Casting forward, Re-Gens are the children of Gen X parents, and we should expect this parent-child relationship to be quite different. Erickson’s research indicates that Gen X parents don’t necessarily want their child to achieve at the highest levels; instead, they want their child to achieve a personally fulfilling life. In turn, we might expect Re-Gen prospective college students to espouse this viewpoint as they go through college search. Eduventures evidence on trade-offs between price sensitivity and academic fit also shows that there are a healthy number of students whose price sensitivity remains inelastic (34%) if they can find comfort in their choice of college. There are far fewer students who are concerned with finding excellence (17%).
Our take: For Re-Gen, colleges and universities should recognize that messages of excellence, while important to certain subsets of students must be correctly balanced with messages of personal fit. Eduventures research on prospective student mindsets showed six distinct ways of thinking about upcoming college experiences, and the majority of them did not focus on academic excellence as a critical component.
3. Re-Gens are coordinators, not planners
According to Erickson, people in older generations tend to be planners. That is to say, if you want to meet a friend for dinner, you call or text to decide when and where to meet, usually with some notice. This behavior is substantially different from Re-Gen who might flip the script somewhat by Snap Chatting their group of friends when standing in front of a restaurant that catches their attention. The message is, “I’m here now, who’s hungry?”
Eduventures hasn’t directly investigated this phenomenon of coordination, but our 2016 National Survey of Admitted Students does show that the number one concern of students headed to college is the ability to manage the competing responsibilities of coursework, social life, and work. Perhaps students recognize that without the structure of high school and left to their own devices, they may struggle to fit into the expectations for college.
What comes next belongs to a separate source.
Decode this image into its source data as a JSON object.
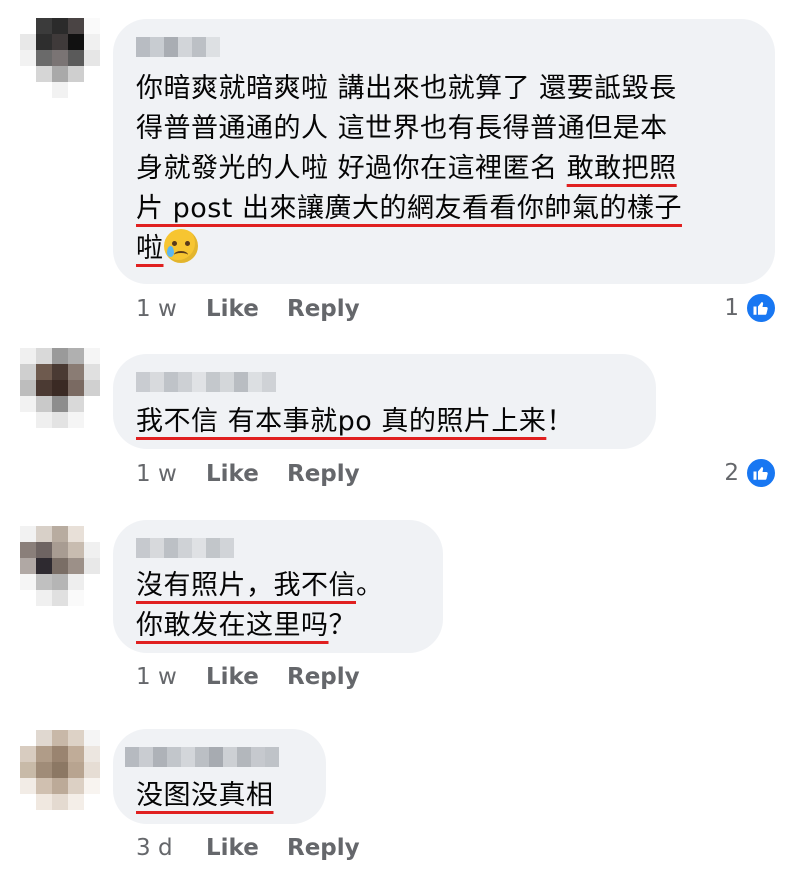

Our take: How does this generation of coordinators adapt to colleges and universities who have carefully constructed curricula, majors, and degree plans? This is hard to say. We instinctively know we can’t have an unplanned curriculum (an un-curriculum). Even so, faculty and administrators with planning-oriented mindsets should be open to the possibility for more freedom and spontaneity in student learning experiences. Journeys with clear destinations, but freedom to roam, are preferable to restricted pathways.
At EM Day, Erickson reminded us that we must respect each generation’s mental models as wholly intrinsic developmental frames of reference. These are not character flaws. It is important to acknowledge that we look at Re-Gen through our generational frame of reference, and it would be wise to step outside of ourselves to consider their viewpoint on the world. Our Eduventures research further highlights distinct ways of thinking even within Re-Gen’s common frames of reference.